I think times have changed a bit, however for your DCs. People are still nasty of course, but (not sure of the ages of your DCs) if they were ever in a similar position, they would (probably?) have a mobile phone/email etc and be able to contact you. In the days that I went on school trips there was no contact with anyone from home. They might enjoy school trips and it would be a shame to deprive your children because of these nasty girls.

I often wonder how people who have behaved like this in the past feel about themselves. If they have their own children, they must feel totally ashamed of themselves as they will be concerned about them getting this kind of treatment.

I think it will help you a lot talking about it on here and if you do that, you may not actually need to talk to someone.

LynetteScavo · 16/01/2009 19:20

anon - as a rule I don't do virtual hugs, but if I did I'd give you one now.

When I first read your post I thought "she is bothered about that6?" but now I am crying, so obviously I too have a lot of issues re; horrid, horrid behaviour of teenage girls.

Do take pickupthemess's advice - she has some very good ideas there.
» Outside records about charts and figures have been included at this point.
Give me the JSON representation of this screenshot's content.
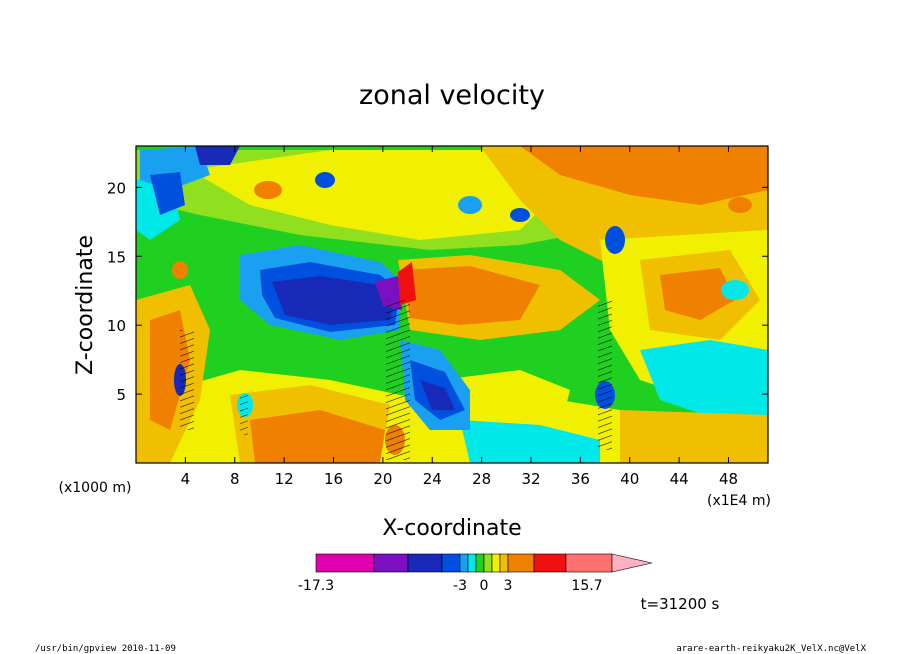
{
  "chart_data": {
    "type": "heatmap",
    "title": "zonal velocity",
    "xlabel": "X-coordinate",
    "ylabel": "Z-coordinate",
    "x_unit_left": "(x1000 m)",
    "x_unit_right": "(x1E4 m)",
    "xlim": [
      0,
      51.2
    ],
    "ylim": [
      0,
      23
    ],
    "xticks": [
      4,
      8,
      12,
      16,
      20,
      24,
      28,
      32,
      36,
      40,
      44,
      48
    ],
    "xtick_labels": [
      "4",
      "8",
      "12",
      "16",
      "20",
      "24",
      "28",
      "32",
      "36",
      "40",
      "44",
      "48"
    ],
    "yticks": [
      5,
      10,
      15,
      20
    ],
    "ytick_labels": [
      "5",
      "10",
      "15",
      "20"
    ],
    "colorbar": {
      "labels": [
        {
          "value": -17.3,
          "text": "-17.3"
        },
        {
          "value": -3,
          "text": "-3"
        },
        {
          "value": 0,
          "text": "0"
        },
        {
          "value": 3,
          "text": "3"
        },
        {
          "value": 15.7,
          "text": "15.7"
        }
      ],
      "bins": [
        {
          "from": -17.3,
          "to": -13.0,
          "color": "#e000b0"
        },
        {
          "from": -13.0,
          "to": -9.5,
          "color": "#7a10c0"
        },
        {
          "from": -9.5,
          "to": -5.5,
          "color": "#1a2ab8"
        },
        {
          "from": -5.5,
          "to": -3.0,
          "color": "#0050e0"
        },
        {
          "from": -3.0,
          "to": -2.0,
          "color": "#1aa0f0"
        },
        {
          "from": -2.0,
          "to": -1.0,
          "color": "#00e8e8"
        },
        {
          "from": -1.0,
          "to": 0.0,
          "color": "#20d020"
        },
        {
          "from": 0.0,
          "to": 1.0,
          "color": "#90e020"
        },
        {
          "from": 1.0,
          "to": 2.0,
          "color": "#f0f000"
        },
        {
          "from": 2.0,
          "to": 3.0,
          "color": "#f0c000"
        },
        {
          "from": 3.0,
          "to": 5.5,
          "color": "#f08000"
        },
        {
          "from": 5.5,
          "to": 9.5,
          "color": "#f01010"
        },
        {
          "from": 9.5,
          "to": 13.0,
          "color": "#ff7070"
        },
        {
          "from": 13.0,
          "to": 15.7,
          "color": "#ffb0c0"
        }
      ]
    },
    "field_features": [
      {
        "x": 17,
        "z": 11.7,
        "value": -8
      },
      {
        "x": 21,
        "z": 12.5,
        "value": -12
      },
      {
        "x": 21.8,
        "z": 13,
        "value": 11
      },
      {
        "x": 25,
        "z": 11.5,
        "value": 5
      },
      {
        "x": 26,
        "z": 3.5,
        "value": -7
      },
      {
        "x": 40,
        "z": 23,
        "value": 5
      },
      {
        "x": 44,
        "z": 5,
        "value": -2
      },
      {
        "x": 5,
        "z": 20,
        "value": 3
      },
      {
        "x": 3,
        "z": 21,
        "value": -6
      },
      {
        "x": 32,
        "z": 5,
        "value": 1.5
      },
      {
        "x": 6,
        "z": 2,
        "value": 4
      },
      {
        "x": 12,
        "z": 6,
        "value": 4
      }
    ]
  },
  "time_label": "t=31200 s",
  "footer": {
    "program": "/usr/bin/gpview   2010-11-09",
    "source": "arare-earth-reikyaku2K_VelX.nc@VelX"
  }
}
Some of the best moments of my life have been when I've been spotted driving DH's very nice car by "those" girls I was at high school with.

There is some great advice on this thread.

(((((HUG)))) - there I did it.

sickofbeingsick · 17/01/2009 09:54

Been there and done that.
Kids at school were horrendous I even have a scar to this day on my leg where a girl thought it would be acceptable to kick repeatedly with her steel toe capped boots (why the hell they were allowed in the school in the 1st place i'll never know ).

Was also bullied by 2 teachers.

Bullied in the work place as an adult too.

I still sometimes have problems now and again trusting people and feel insecure now and then, but,I look back an realise they were the ones with the problems, not me.

Satisfying to know

  1. Kids at scool..... loads are/have been in prison, lifes screwed up with drugs, no job prospects due to the above etc etc whereas I have never been in trouble with the law, never done drugs have a well paid job and am settled so i'm happy to think "oh ye, you might have been big in school, but, look at me/you now.
  1. Teachers......one stopped me in the town once and asked how I was getting on and seemed happy that I was doing so well (ok may have been BS but....). The other, oh Mrs holier than thou (part of bullying was to do with RE) was sacked from her post after it was discovered she had an affair with a priest). Oh how sattisfying that one was lol.
  1. Work......when I handed in my notice you should have seen the look of sheer terror on the face of the boss and oh boy, seeing as I had just quit and she was unable to threaten me with the sack I tore her to shreds and brought her down a peg or two.

RE: never forgiving them.....I understand completely, I always said the same, but,found myself at such a low point because of everything over the years that I suffered badly and realised that the bullies (altho no longer in my life) were still bullying me and I was allowing them too.

I now say I will never forgive, but, I can let it go, they are the ones with the problems even now, but, i'm better than them.